Two modes of primer synthesis catalyzed by gene 4 protein. (A) Effect of 3′-flanking sequence on the primase activity of gene 4 protein. Both the 6-nt (5′-GGGTCA-3′) and 15-nt (5′-GGGTCA₁₀-3′) templates have the same primase recognition site but differ in the 3′-side flanking length. The indicated gene 4 proteins were incubated with the template in the standard reaction with or without 0.1 mM dTTP for 20 min at 37°C. The protein concentration of either the 63-kDa protein or the primase fragment was 0.1 μM, and total concentration of equimolar mixture of the 56-kDa protein and gp4-K122A was 0.3 μM. Incorporation efficiency of [α-³²P]CMP into the product is presented as height of bars in graphs. The presence or absence of dTTP is denoted. (B) Effect of defective gene 4 proteins on the primase activity of 63-kDa gene 4 protein. On the two different sets of templates described above, increasing concentrations of the 63-kDa protein alone were incubated in the standard reaction at 37°C for 20 min (▵). Either the 56-kDa protein (○) or gp4-K122A (●) was added to the 63-kDa protein to yield a total 0.3 μM protein. The mixtures of proteins used for the 15-nt template were incubated for 10 min at 37°C before the primer synthesis reaction. Incorporation of [α-³²P]CMP into the product is plotted against the 63-kDa protein concentration. (C) Effect of mixing ratio on primer synthesis catalyzed by the 56-kDa protein and g-K122A. Reaction condition was the same as the one used for the 15-mer template in B.

Figure 5

Reconstituted primase synthesizes functional primers for T7 DNA polymerase.
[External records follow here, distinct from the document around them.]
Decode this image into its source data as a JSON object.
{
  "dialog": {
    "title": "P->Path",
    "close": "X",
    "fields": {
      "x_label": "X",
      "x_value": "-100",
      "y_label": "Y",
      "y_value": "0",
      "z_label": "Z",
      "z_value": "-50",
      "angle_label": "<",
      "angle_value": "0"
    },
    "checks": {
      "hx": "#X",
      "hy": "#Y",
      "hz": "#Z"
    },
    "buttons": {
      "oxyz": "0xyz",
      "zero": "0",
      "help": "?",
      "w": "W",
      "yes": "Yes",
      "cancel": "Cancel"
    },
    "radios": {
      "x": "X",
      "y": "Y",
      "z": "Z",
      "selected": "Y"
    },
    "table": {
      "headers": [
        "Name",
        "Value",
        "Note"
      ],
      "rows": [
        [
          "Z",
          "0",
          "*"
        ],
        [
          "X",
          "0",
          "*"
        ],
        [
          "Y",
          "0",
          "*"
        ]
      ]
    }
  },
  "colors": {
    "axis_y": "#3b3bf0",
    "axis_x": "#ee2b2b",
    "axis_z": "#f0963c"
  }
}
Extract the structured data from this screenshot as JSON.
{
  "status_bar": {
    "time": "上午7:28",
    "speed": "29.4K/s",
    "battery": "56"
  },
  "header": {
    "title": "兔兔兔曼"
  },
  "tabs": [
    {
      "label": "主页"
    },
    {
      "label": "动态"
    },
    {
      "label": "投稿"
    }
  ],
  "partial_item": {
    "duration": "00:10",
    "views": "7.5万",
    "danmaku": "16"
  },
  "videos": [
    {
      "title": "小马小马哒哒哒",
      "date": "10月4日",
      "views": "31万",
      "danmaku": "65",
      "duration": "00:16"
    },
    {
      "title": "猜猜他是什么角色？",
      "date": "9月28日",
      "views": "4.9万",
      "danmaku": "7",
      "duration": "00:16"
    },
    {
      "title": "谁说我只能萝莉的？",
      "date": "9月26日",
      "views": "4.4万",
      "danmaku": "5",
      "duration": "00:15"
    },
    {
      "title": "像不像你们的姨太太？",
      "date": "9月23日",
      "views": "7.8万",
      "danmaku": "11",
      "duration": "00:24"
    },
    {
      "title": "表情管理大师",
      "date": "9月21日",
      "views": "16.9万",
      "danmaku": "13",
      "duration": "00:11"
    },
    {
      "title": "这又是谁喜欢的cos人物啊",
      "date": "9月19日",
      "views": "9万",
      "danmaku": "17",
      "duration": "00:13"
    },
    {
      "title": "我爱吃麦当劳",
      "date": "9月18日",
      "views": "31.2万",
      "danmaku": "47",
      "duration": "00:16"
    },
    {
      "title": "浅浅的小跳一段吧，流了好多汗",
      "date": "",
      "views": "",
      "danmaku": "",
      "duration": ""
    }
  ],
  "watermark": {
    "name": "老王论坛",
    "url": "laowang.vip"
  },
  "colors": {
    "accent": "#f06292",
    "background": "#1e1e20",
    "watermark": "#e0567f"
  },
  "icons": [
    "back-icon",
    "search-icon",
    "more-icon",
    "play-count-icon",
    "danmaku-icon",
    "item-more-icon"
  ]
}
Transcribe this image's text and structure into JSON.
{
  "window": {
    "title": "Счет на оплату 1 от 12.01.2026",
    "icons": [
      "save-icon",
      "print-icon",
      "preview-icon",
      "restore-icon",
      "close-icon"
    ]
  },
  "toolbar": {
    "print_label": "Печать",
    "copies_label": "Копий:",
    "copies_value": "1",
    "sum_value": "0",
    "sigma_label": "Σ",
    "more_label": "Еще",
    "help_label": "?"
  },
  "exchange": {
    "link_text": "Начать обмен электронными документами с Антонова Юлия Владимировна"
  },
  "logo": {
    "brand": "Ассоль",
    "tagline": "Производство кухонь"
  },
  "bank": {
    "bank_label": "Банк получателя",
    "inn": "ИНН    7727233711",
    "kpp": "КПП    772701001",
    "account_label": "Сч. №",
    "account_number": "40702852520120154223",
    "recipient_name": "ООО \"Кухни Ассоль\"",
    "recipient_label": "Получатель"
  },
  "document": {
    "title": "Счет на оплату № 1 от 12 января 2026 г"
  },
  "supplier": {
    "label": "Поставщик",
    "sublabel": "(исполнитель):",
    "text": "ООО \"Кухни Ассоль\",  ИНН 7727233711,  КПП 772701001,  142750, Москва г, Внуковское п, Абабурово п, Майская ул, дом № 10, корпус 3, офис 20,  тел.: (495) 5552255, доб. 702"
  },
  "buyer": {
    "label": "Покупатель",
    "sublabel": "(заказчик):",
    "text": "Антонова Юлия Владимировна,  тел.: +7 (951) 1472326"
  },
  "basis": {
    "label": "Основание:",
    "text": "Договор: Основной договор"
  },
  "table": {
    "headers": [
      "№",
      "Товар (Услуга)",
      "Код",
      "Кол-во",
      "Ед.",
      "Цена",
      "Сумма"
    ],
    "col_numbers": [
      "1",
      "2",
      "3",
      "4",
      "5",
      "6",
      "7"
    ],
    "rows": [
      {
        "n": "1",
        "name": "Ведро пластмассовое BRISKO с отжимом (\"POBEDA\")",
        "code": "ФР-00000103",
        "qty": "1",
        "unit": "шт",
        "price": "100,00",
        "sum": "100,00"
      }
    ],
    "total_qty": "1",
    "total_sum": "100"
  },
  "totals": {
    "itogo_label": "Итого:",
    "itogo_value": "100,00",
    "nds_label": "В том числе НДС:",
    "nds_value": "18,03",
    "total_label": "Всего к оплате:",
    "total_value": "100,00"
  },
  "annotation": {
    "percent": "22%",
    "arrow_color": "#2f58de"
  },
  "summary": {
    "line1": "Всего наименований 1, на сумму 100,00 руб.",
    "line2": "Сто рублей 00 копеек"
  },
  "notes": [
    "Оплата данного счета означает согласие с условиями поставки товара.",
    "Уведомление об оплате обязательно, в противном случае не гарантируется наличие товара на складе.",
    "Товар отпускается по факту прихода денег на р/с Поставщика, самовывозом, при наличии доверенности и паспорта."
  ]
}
The ability of gene 4 protein to prime DNA synthesis catalyzed by T7 DNA polymerase was determined by measuring the incorporations of dNTP into DNA product (15). The reaction contained 9.8 nM M13 single-stranded DNA, 0.3 mM of all four dNTPs, 0.1 μCi [α-³²P]dCTP, 0.1 mM each of ATP and CTP, the increasing amounts of the indicated gene 4 protein, and 20 nM T7 DNA polymerase. After incubation for 10 min at 37°C, radioactivity incorporated into DNA products was measured and plotted against the concentration of gene 4 proteins used.

Figure 6

Model for primer synthesis catalyzed by hexamer composed of 56- and 63-kDa gene 4 proteins.